Proteomics substudy (n = 1,134): Using Olink^® Explore 1536 platform, 1,283 circulating proteins were measured at baseline, week 12, and week 52. Among these, nine proteins demonstrated the largest treatment effect of empagliflozin: insulin-like growth factor-binding protein 1, transferrin receptor protein 1, carbonic anhydrase 2, erythropoietin, protein-glutamine gamma-glutamyl transferase 2, thymosin beta-10, U-type mitochondrial creatine kinase, insulin-like growth factor-binding protein 4, and adipocyte fatty acid-binding protein 4. The most common biological action of differentially expressed proteins appeared to be the promotion of autophagic flux in the heart, kidney, or endothelium, a feature of six proteins.

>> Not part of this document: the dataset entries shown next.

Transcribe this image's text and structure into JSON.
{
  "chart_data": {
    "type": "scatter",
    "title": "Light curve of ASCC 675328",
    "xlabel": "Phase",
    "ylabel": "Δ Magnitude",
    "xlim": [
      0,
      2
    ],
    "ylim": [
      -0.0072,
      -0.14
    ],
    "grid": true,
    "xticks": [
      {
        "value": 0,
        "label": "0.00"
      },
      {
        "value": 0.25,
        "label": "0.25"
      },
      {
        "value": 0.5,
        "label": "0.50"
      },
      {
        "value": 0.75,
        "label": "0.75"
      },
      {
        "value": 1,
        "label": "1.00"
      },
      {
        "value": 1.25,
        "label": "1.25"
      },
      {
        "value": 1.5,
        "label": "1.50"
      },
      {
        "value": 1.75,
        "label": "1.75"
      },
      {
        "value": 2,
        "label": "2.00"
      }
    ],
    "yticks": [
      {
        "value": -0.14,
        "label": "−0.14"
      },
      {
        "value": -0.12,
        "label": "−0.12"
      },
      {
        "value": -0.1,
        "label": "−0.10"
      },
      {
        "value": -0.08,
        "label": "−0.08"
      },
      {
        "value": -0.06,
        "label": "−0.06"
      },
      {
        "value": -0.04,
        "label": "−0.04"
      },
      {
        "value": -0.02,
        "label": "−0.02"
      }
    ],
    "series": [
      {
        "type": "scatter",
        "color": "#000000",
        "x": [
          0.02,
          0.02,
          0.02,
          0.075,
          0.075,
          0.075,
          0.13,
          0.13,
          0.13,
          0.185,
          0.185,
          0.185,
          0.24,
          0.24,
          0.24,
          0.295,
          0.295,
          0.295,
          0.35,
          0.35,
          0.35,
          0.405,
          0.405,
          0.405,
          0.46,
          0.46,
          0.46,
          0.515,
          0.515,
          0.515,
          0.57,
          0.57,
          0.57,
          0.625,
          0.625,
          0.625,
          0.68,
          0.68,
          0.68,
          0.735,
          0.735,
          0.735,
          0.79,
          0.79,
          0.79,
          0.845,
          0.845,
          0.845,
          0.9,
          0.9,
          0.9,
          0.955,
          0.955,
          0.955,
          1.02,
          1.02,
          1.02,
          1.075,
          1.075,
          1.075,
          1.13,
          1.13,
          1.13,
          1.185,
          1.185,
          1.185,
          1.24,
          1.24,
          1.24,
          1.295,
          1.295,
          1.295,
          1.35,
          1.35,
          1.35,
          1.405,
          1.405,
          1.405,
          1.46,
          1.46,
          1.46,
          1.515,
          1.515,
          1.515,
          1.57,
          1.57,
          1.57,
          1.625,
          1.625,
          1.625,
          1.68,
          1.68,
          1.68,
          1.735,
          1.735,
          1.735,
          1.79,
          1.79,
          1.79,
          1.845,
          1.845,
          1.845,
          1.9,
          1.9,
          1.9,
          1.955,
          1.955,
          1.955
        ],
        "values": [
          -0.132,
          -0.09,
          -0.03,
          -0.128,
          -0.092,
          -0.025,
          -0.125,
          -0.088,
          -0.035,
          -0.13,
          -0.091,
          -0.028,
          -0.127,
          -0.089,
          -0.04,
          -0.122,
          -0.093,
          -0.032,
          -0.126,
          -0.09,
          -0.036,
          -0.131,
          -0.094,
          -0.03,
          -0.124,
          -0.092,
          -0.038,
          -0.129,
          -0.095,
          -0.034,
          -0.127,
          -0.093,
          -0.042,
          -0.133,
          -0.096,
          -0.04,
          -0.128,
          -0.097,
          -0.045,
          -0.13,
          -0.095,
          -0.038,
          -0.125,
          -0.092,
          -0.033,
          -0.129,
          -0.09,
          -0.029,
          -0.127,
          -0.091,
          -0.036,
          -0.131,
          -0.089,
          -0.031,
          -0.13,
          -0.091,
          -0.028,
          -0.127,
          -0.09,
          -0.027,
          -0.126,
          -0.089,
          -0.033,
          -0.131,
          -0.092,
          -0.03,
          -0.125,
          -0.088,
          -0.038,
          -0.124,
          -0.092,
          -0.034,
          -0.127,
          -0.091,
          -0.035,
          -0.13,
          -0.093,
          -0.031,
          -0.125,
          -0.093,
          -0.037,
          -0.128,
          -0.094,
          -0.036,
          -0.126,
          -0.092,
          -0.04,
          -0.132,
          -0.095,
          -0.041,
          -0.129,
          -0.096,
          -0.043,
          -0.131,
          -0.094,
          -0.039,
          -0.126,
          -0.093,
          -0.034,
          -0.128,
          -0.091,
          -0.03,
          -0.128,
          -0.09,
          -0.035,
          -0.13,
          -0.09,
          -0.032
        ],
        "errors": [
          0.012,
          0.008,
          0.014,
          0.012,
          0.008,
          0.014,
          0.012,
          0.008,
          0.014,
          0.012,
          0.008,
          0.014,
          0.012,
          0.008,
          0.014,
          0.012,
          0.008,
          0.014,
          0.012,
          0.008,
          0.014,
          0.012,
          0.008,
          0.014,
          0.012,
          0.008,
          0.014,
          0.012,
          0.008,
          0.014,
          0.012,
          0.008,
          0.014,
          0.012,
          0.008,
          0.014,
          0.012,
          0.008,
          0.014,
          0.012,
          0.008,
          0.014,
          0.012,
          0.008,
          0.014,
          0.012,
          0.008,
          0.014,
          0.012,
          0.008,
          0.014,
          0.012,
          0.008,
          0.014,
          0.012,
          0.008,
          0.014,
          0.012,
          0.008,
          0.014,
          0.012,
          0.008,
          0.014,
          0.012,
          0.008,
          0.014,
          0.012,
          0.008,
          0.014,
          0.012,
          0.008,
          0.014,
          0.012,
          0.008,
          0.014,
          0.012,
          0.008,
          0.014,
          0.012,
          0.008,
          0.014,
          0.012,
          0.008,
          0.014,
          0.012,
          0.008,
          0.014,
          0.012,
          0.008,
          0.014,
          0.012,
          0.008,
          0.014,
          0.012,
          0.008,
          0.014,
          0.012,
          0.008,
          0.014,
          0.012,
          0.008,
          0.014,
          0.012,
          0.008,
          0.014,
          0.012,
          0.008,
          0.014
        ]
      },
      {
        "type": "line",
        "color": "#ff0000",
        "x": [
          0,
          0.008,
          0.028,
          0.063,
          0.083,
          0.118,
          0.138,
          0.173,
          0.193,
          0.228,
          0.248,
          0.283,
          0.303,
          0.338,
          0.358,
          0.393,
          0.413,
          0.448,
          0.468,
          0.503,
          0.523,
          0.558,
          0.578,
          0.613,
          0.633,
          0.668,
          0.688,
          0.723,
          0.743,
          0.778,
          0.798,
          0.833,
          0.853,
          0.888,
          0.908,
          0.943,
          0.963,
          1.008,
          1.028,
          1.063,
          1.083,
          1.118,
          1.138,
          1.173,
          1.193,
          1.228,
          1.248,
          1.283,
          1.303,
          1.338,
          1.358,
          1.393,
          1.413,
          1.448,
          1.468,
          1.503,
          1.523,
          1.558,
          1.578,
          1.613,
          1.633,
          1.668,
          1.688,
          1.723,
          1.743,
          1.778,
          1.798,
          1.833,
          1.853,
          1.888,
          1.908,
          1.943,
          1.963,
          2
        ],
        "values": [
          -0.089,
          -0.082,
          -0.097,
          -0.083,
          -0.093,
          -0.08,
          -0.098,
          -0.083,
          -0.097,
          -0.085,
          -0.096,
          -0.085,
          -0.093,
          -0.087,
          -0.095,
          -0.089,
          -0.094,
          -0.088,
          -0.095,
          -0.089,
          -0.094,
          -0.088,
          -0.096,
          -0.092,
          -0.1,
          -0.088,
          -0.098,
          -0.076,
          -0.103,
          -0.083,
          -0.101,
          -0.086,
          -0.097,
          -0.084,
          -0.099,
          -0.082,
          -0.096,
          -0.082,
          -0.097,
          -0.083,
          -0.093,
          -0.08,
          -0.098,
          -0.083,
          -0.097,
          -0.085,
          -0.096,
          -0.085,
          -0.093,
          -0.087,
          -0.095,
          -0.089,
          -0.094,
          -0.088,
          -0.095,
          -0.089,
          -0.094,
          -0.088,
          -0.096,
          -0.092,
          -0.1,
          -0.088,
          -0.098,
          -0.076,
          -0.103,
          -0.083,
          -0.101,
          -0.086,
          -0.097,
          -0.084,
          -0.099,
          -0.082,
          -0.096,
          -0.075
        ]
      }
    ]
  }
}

Blinded withdrawal of long-term randomized patients: At the end of the trials, 6,799 patients (placebo 3,381, empagliflozin 3,418) were prospectively withdrawn from treatment in a blinded manner, and, of these, 3,981 patients (placebo 2,020, empagliflozin 1,961) underwent prespecified in-person assessments after 30 days off treatment. From 90 days from the start of closeout to the end of double-blind treatment, the annualized risk of cardiovascular death or HF hospitalization was lower in empagliflozin-treated patients than in placebo-treated patients (10.7 vs. 13.5 events per 100 patient-years, respectively; hazard ratio 0.76 [95% CI 0.60–0.96]). When the study drugs were withdrawn for ~30 days, the annualized risk of cardiovascular death or HF hospitalization increased in patients withdrawn from empagliflozin but not in those withdrawn from placebo (17.0 vs. 14.1 events per 100 patient-years for empagliflozin and placebo, respectively). After withdrawal, the KCCQ-CSS declined by 1.6 in patients withdrawn from empagliflozin versus placebo (p < 0.0001).